Big bada boom. Bada booms don't come much bigger than the Big Bang that is believed to explain how the early universe started, some 14 billion years ago, give or take a couple of weeks. Given that this is hardly recent news, why am I blogging about it now? Well, that's because there's been a new wrinkle discovered.

 

I'm not about to get heavy into science or math here, don't worry. I don't understand it myself. To briefly summarize, the Big Bang theory, the one without Sheldon, posits that in the beginning, the universe was a very tight, dense spot of stuff which fit into a teeny tiny place where you couldn't even park a Smart car. Then, Something Happened. Science still doesn't know exactly what happened, but the universe itself started to expand, and the primordial stuff started to become more of the stuff we know today, like atoms of the heavier elements and pop music.

 

One of the best pieces of evidence for the Big Bang is what's referred to as the cosmic microwave background which essentially is the oldest light in the universe. Immediately after the big bang, stuff was so dense that light couldn't pass through anything. After a time, the universe had spread out a bit, and light was no longer blocked by bits of matter. That light has been traveling ever sense, and that is what we detect as the cosmic microwave background.

 

I now want to focus on the concept of the universe itself expanding, because this is where the news comes into the picture. The universe expands. Points in space are getting further away from each other, not just because they might actually be moving away from each other, but because space itself is stretching. Imagine putting two dots on the surface of a balloon and then inflating it. As it fills with air, the two dots move further apart even though neither one leaves the part of the balloon they were put on. The expansion of space is vastly more complicated than that, but it's good enough for us.

 

And now the payoff.
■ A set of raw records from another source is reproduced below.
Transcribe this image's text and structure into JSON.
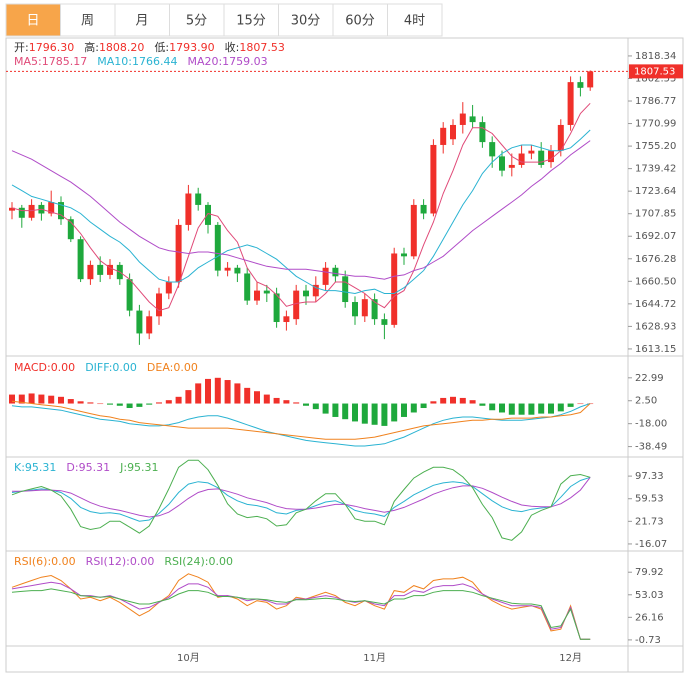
{
  "tabs": {
    "items": [
      "日",
      "周",
      "月",
      "5分",
      "15分",
      "30分",
      "60分",
      "4时"
    ],
    "selected": 0
  },
  "chart_data": [
    {
      "type": "candlestick",
      "info": [
        {
          "name": "开:",
          "label": "1796.30"
        },
        {
          "name": "高:",
          "label": "1808.20"
        },
        {
          "name": "低:",
          "label": "1793.90"
        },
        {
          "name": "收:",
          "label": "1807.53"
        }
      ],
      "categories": [
        null,
        null,
        null,
        null,
        null,
        null,
        null,
        null,
        null,
        null,
        null,
        null,
        null,
        null,
        null,
        null,
        null,
        null,
        "10月",
        null,
        null,
        null,
        null,
        null,
        null,
        null,
        null,
        null,
        null,
        null,
        null,
        null,
        null,
        null,
        null,
        null,
        null,
        "11月",
        null,
        null,
        null,
        null,
        null,
        null,
        null,
        null,
        null,
        null,
        null,
        null,
        null,
        null,
        null,
        null,
        null,
        null,
        null,
        "12月",
        null,
        null
      ],
      "open": [
        1710,
        1712,
        1705,
        1714,
        1708,
        1716,
        1704,
        1690,
        1662,
        1672,
        1665,
        1672,
        1662,
        1640,
        1624,
        1636,
        1652,
        1660,
        1700,
        1722,
        1714,
        1700,
        1668,
        1670,
        1666,
        1647,
        1654,
        1652,
        1632,
        1634,
        1654,
        1650,
        1658,
        1670,
        1664,
        1646,
        1636,
        1648,
        1634,
        1630,
        1680,
        1678,
        1714,
        1708,
        1756,
        1760,
        1770,
        1776,
        1772,
        1758,
        1748,
        1740,
        1742,
        1750,
        1752,
        1744,
        1752,
        1770,
        1800,
        1796.3
      ],
      "high": [
        1716,
        1714,
        1718,
        1716,
        1724,
        1720,
        1706,
        1692,
        1675,
        1678,
        1676,
        1674,
        1666,
        1644,
        1640,
        1656,
        1664,
        1704,
        1728,
        1726,
        1716,
        1702,
        1674,
        1672,
        1670,
        1660,
        1658,
        1656,
        1640,
        1658,
        1658,
        1664,
        1674,
        1672,
        1668,
        1650,
        1652,
        1652,
        1638,
        1684,
        1684,
        1718,
        1718,
        1760,
        1772,
        1774,
        1786,
        1784,
        1776,
        1762,
        1752,
        1750,
        1756,
        1756,
        1758,
        1756,
        1774,
        1804,
        1804,
        1808.2
      ],
      "low": [
        1704,
        1698,
        1703,
        1703,
        1706,
        1700,
        1688,
        1660,
        1658,
        1660,
        1662,
        1658,
        1636,
        1616,
        1620,
        1630,
        1648,
        1656,
        1696,
        1710,
        1694,
        1664,
        1664,
        1660,
        1644,
        1644,
        1646,
        1628,
        1626,
        1630,
        1644,
        1646,
        1654,
        1660,
        1642,
        1630,
        1632,
        1630,
        1620,
        1628,
        1672,
        1676,
        1704,
        1706,
        1750,
        1756,
        1764,
        1768,
        1754,
        1740,
        1734,
        1734,
        1740,
        1746,
        1740,
        1740,
        1748,
        1766,
        1790,
        1793.9
      ],
      "close": [
        1712,
        1705,
        1714,
        1708,
        1716,
        1704,
        1690,
        1662,
        1672,
        1665,
        1672,
        1662,
        1640,
        1624,
        1636,
        1652,
        1660,
        1700,
        1722,
        1714,
        1700,
        1668,
        1670,
        1666,
        1647,
        1654,
        1652,
        1632,
        1636,
        1654,
        1650,
        1658,
        1670,
        1664,
        1646,
        1636,
        1648,
        1634,
        1630,
        1680,
        1678,
        1714,
        1708,
        1756,
        1768,
        1770,
        1778,
        1772,
        1758,
        1748,
        1738,
        1742,
        1750,
        1752,
        1742,
        1752,
        1770,
        1800,
        1796,
        1807.53
      ],
      "up_color": "#f0302a",
      "down_color": "#1ea83c",
      "series": [
        {
          "name": "MA5:",
          "label": "1785.17",
          "color": "#e04a78",
          "values": [
            1712,
            1710,
            1710,
            1711,
            1709,
            1707,
            1702,
            1694,
            1684,
            1675,
            1670,
            1667,
            1662,
            1654,
            1646,
            1640,
            1642,
            1658,
            1678,
            1698,
            1708,
            1706,
            1696,
            1688,
            1670,
            1660,
            1657,
            1651,
            1643,
            1645,
            1646,
            1646,
            1652,
            1660,
            1660,
            1656,
            1652,
            1646,
            1642,
            1650,
            1654,
            1668,
            1686,
            1702,
            1722,
            1738,
            1756,
            1768,
            1768,
            1764,
            1756,
            1748,
            1744,
            1744,
            1744,
            1746,
            1752,
            1764,
            1778,
            1785.17
          ]
        },
        {
          "name": "MA10:",
          "label": "1766.44",
          "color": "#2ab3d2",
          "values": [
            1728,
            1724,
            1720,
            1718,
            1716,
            1714,
            1712,
            1708,
            1702,
            1697,
            1692,
            1688,
            1682,
            1674,
            1668,
            1662,
            1660,
            1660,
            1664,
            1670,
            1674,
            1678,
            1682,
            1684,
            1686,
            1684,
            1680,
            1676,
            1670,
            1664,
            1660,
            1656,
            1654,
            1654,
            1653,
            1652,
            1654,
            1655,
            1652,
            1652,
            1656,
            1662,
            1668,
            1678,
            1690,
            1702,
            1714,
            1724,
            1736,
            1744,
            1750,
            1754,
            1756,
            1756,
            1754,
            1752,
            1752,
            1754,
            1760,
            1766.44
          ]
        },
        {
          "name": "MA20:",
          "label": "1759.03",
          "color": "#b04cc8",
          "values": [
            1752,
            1749,
            1746,
            1742,
            1738,
            1734,
            1730,
            1725,
            1720,
            1714,
            1708,
            1702,
            1697,
            1692,
            1688,
            1684,
            1682,
            1681,
            1680,
            1681,
            1681,
            1680,
            1679,
            1677,
            1675,
            1673,
            1671,
            1670,
            1669,
            1669,
            1669,
            1668,
            1667,
            1666,
            1665,
            1664,
            1664,
            1663,
            1662,
            1664,
            1665,
            1668,
            1670,
            1674,
            1678,
            1684,
            1690,
            1696,
            1701,
            1706,
            1711,
            1716,
            1721,
            1727,
            1732,
            1738,
            1743,
            1749,
            1754,
            1759.03
          ]
        }
      ],
      "ylim": [
        1608.9,
        1828.1
      ],
      "yticks": [
        1818.34,
        1802.55,
        1786.77,
        1770.99,
        {
          "value": 1755.2,
          "label": "1755.20"
        },
        1739.42,
        1723.64,
        1707.85,
        1692.07,
        1676.28,
        {
          "value": 1660.5,
          "label": "1660.50"
        },
        1644.72,
        1628.93,
        1613.15
      ]
    },
    {
      "type": "macd",
      "up_color": "#f0302a",
      "down_color": "#1ea83c",
      "series": [
        {
          "name": "MACD:",
          "label": "0.00",
          "color": "#f0302a",
          "kind": "bar",
          "values": [
            8,
            8,
            9,
            8,
            7,
            6,
            4,
            2,
            1,
            0,
            -1,
            -2,
            -4,
            -3,
            -1,
            1,
            3,
            6,
            12,
            18,
            22,
            23,
            21,
            18,
            14,
            11,
            8,
            5,
            3,
            1,
            -2,
            -5,
            -9,
            -12,
            -14,
            -16,
            -18,
            -19,
            -20,
            -16,
            -12,
            -8,
            -4,
            2,
            5,
            6,
            5,
            3,
            -2,
            -6,
            -8,
            -10,
            -10,
            -10,
            -9,
            -9,
            -7,
            -3,
            0,
            0
          ]
        },
        {
          "name": "DIFF:",
          "label": "0.00",
          "color": "#2ab3d2",
          "kind": "line",
          "values": [
            -2,
            -3,
            -3,
            -4,
            -5,
            -6,
            -8,
            -10,
            -12,
            -14,
            -15,
            -16,
            -18,
            -19,
            -20,
            -20,
            -19,
            -17,
            -14,
            -12,
            -11,
            -11,
            -13,
            -16,
            -19,
            -22,
            -25,
            -27,
            -29,
            -31,
            -33,
            -34,
            -35,
            -36,
            -37,
            -38,
            -38,
            -37,
            -36,
            -33,
            -30,
            -26,
            -22,
            -18,
            -15,
            -13,
            -12,
            -12,
            -13,
            -14,
            -15,
            -15,
            -15,
            -14,
            -13,
            -12,
            -10,
            -7,
            -3,
            0
          ]
        },
        {
          "name": "DEA:",
          "label": "0.00",
          "color": "#f0821e",
          "kind": "line",
          "values": [
            2,
            1,
            0,
            -1,
            -2,
            -3,
            -5,
            -7,
            -9,
            -11,
            -12,
            -14,
            -15,
            -17,
            -18,
            -19,
            -20,
            -21,
            -22,
            -22,
            -22,
            -22,
            -22,
            -23,
            -24,
            -25,
            -26,
            -27,
            -28,
            -29,
            -30,
            -31,
            -32,
            -32,
            -32,
            -32,
            -31,
            -30,
            -28,
            -26,
            -24,
            -22,
            -20,
            -19,
            -18,
            -17,
            -16,
            -15,
            -15,
            -14,
            -14,
            -13,
            -13,
            -13,
            -12,
            -12,
            -11,
            -10,
            -8,
            0
          ]
        }
      ],
      "ylim": [
        -46.9,
        40.7
      ],
      "yticks": [
        22.99,
        {
          "value": 2.5,
          "label": "2.50"
        },
        {
          "value": -18,
          "label": "-18.00"
        },
        -38.49
      ]
    },
    {
      "type": "line",
      "series": [
        {
          "name": "K:",
          "label": "95.31",
          "color": "#2ab3d2",
          "values": [
            70,
            72,
            74,
            76,
            74,
            70,
            60,
            45,
            38,
            35,
            36,
            34,
            28,
            22,
            24,
            35,
            50,
            70,
            84,
            88,
            86,
            78,
            65,
            56,
            50,
            48,
            44,
            36,
            34,
            40,
            42,
            48,
            54,
            56,
            50,
            40,
            36,
            34,
            30,
            45,
            55,
            66,
            74,
            82,
            86,
            88,
            86,
            80,
            68,
            56,
            46,
            40,
            38,
            42,
            44,
            46,
            62,
            80,
            90,
            95.31
          ]
        },
        {
          "name": "D:",
          "label": "95.31",
          "color": "#b04cc8",
          "values": [
            72,
            72,
            73,
            74,
            74,
            73,
            69,
            61,
            53,
            47,
            43,
            40,
            36,
            32,
            29,
            31,
            37,
            48,
            60,
            70,
            75,
            76,
            72,
            67,
            61,
            57,
            53,
            47,
            43,
            42,
            42,
            44,
            47,
            50,
            50,
            47,
            43,
            40,
            37,
            40,
            45,
            52,
            59,
            67,
            73,
            78,
            81,
            81,
            77,
            70,
            62,
            55,
            49,
            47,
            46,
            46,
            51,
            61,
            74,
            95.31
          ]
        },
        {
          "name": "J:",
          "label": "95.31",
          "color": "#4caf50",
          "values": [
            66,
            72,
            76,
            80,
            74,
            64,
            42,
            13,
            8,
            11,
            22,
            22,
            12,
            2,
            14,
            43,
            76,
            112,
            124,
            124,
            108,
            82,
            51,
            34,
            28,
            30,
            26,
            14,
            16,
            36,
            42,
            56,
            68,
            68,
            50,
            26,
            22,
            22,
            16,
            55,
            75,
            94,
            104,
            112,
            112,
            108,
            96,
            78,
            50,
            28,
            -6,
            -10,
            4,
            32,
            40,
            46,
            84,
            98,
            100,
            95.31
          ]
        }
      ],
      "ylim": [
        -26.2,
        127.6
      ],
      "yticks": [
        97.33,
        59.53,
        21.73,
        -16.07
      ]
    },
    {
      "type": "line",
      "series": [
        {
          "name": "RSI(6):",
          "label": "0.00",
          "color": "#f0821e",
          "values": [
            62,
            66,
            70,
            74,
            76,
            70,
            60,
            48,
            50,
            46,
            50,
            44,
            36,
            28,
            34,
            44,
            52,
            70,
            78,
            74,
            68,
            50,
            52,
            48,
            40,
            46,
            44,
            36,
            40,
            50,
            48,
            52,
            56,
            52,
            44,
            40,
            46,
            40,
            36,
            58,
            56,
            64,
            60,
            70,
            72,
            72,
            74,
            68,
            54,
            46,
            40,
            36,
            38,
            40,
            36,
            10,
            12,
            40,
            0,
            0
          ]
        },
        {
          "name": "RSI(12):",
          "label": "0.00",
          "color": "#b04cc8",
          "values": [
            60,
            62,
            64,
            66,
            68,
            66,
            60,
            52,
            52,
            50,
            52,
            48,
            42,
            36,
            38,
            44,
            50,
            60,
            66,
            66,
            62,
            52,
            52,
            50,
            46,
            48,
            46,
            42,
            42,
            48,
            48,
            50,
            52,
            50,
            46,
            44,
            46,
            42,
            40,
            52,
            52,
            58,
            56,
            62,
            64,
            64,
            66,
            62,
            54,
            48,
            44,
            40,
            40,
            40,
            38,
            12,
            14,
            38,
            0,
            0
          ]
        },
        {
          "name": "RSI(24):",
          "label": "0.00",
          "color": "#4caf50",
          "values": [
            56,
            57,
            58,
            58,
            60,
            58,
            56,
            52,
            51,
            50,
            51,
            48,
            45,
            42,
            42,
            45,
            48,
            54,
            58,
            58,
            56,
            51,
            51,
            50,
            48,
            48,
            47,
            45,
            44,
            47,
            47,
            48,
            49,
            48,
            46,
            45,
            46,
            44,
            42,
            48,
            48,
            52,
            52,
            56,
            58,
            58,
            58,
            56,
            52,
            49,
            46,
            43,
            42,
            42,
            40,
            14,
            16,
            36,
            0,
            0
          ]
        }
      ],
      "ylim": [
        -6.8,
        104
      ],
      "yticks": [
        79.92,
        53.03,
        26.16,
        -0.73
      ]
    }
  ]
}
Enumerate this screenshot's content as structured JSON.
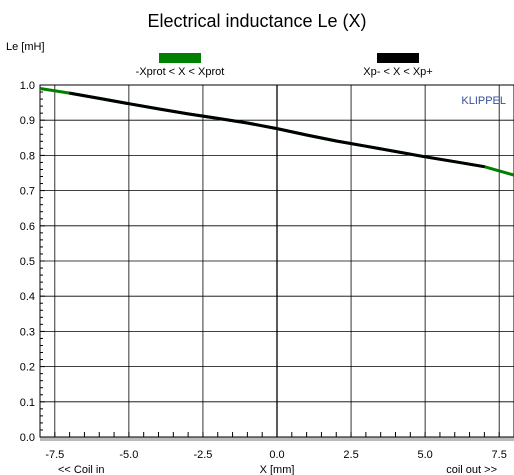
{
  "chart_data": {
    "type": "line",
    "title": "Electrical inductance Le (X)",
    "ylabel": "Le [mH]",
    "xlabel": "X [mm]",
    "x_left_note": "<< Coil in",
    "x_right_note": "coil out >>",
    "watermark": "KLIPPEL",
    "xlim": [
      -8.0,
      8.0
    ],
    "ylim": [
      0.0,
      1.0
    ],
    "xticks": [
      -7.5,
      -5.0,
      -2.5,
      0.0,
      2.5,
      5.0,
      7.5
    ],
    "xtick_labels": [
      "-7.5",
      "-5.0",
      "-2.5",
      "0.0",
      "2.5",
      "5.0",
      "7.5"
    ],
    "yticks": [
      0.0,
      0.1,
      0.2,
      0.3,
      0.4,
      0.5,
      0.6,
      0.7,
      0.8,
      0.9,
      1.0
    ],
    "ytick_labels": [
      "0.0",
      "0.1",
      "0.2",
      "0.3",
      "0.4",
      "0.5",
      "0.6",
      "0.7",
      "0.8",
      "0.9",
      "1.0"
    ],
    "grid": true,
    "legend_placement": "top",
    "series": [
      {
        "name": "-Xprot < X < Xprot",
        "color": "#008000",
        "x": [
          -8.0,
          -7.0,
          -6.0,
          -5.0,
          -4.0,
          -3.0,
          -2.0,
          -1.0,
          0.0,
          1.0,
          2.0,
          3.0,
          4.0,
          5.0,
          6.0,
          7.0,
          8.0
        ],
        "y": [
          0.99,
          0.977,
          0.962,
          0.947,
          0.932,
          0.918,
          0.905,
          0.892,
          0.876,
          0.858,
          0.841,
          0.826,
          0.811,
          0.796,
          0.782,
          0.768,
          0.744
        ]
      },
      {
        "name": "Xp- < X < Xp+",
        "color": "#000000",
        "x": [
          -7.0,
          -6.0,
          -5.0,
          -4.0,
          -3.0,
          -2.0,
          -1.0,
          0.0,
          1.0,
          2.0,
          3.0,
          4.0,
          5.0,
          6.0,
          7.0
        ],
        "y": [
          0.977,
          0.962,
          0.947,
          0.932,
          0.918,
          0.905,
          0.892,
          0.876,
          0.858,
          0.841,
          0.826,
          0.811,
          0.796,
          0.782,
          0.768
        ]
      }
    ]
  }
}
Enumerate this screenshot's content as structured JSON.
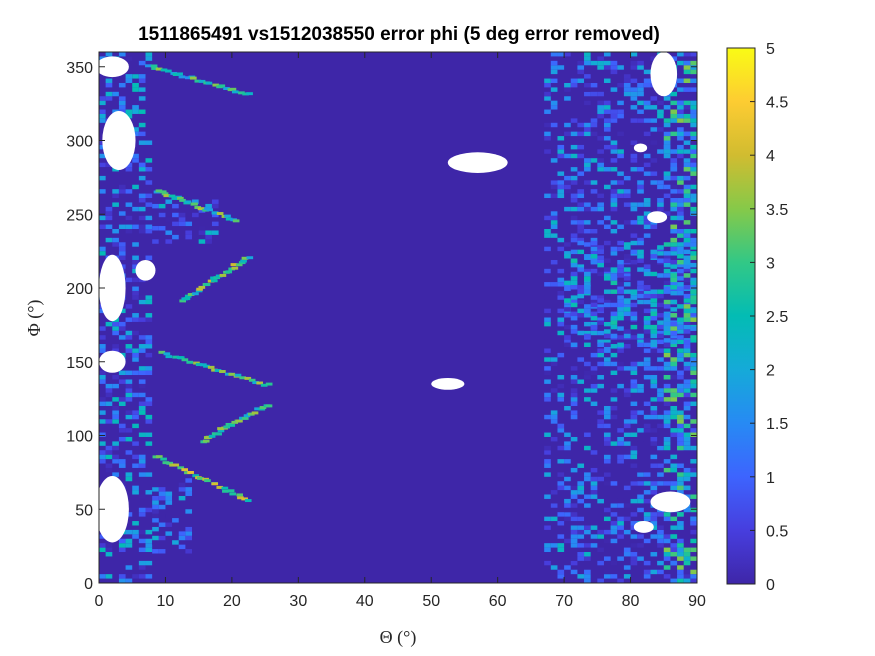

Scientists have discovered variations in the microwave background due to polarization effects, such as how polarized sunglasses can reduce the sun's glare. These variations can be mapped backwards such that it can be shown they were tiny variances back near the Big Bang, and over time they've expanded into much larger structures. Cosmic stretch marks, if you will. Something to keep in mind is that these marks were imprinted on the universe a mere fraction of a second after the Big Bang.

 

There's a lot more to this discovery. The polarization that I mentioned? It was caused by gravitational waves, which have long been theorized to exist, but no actual evidence for them has been found, until now. This could provide insights into dark matter, how it's spread and how it affects the visible universe, among many other things.

 

This is really pretty neat stuff. There's still a peer review process to be done, though, where other scientists review the work of this team, look for problems in it and determine the validity of it. Assuming it passes that review, it seems like mentioning the phrase “Nobel prize” is not unreasonable.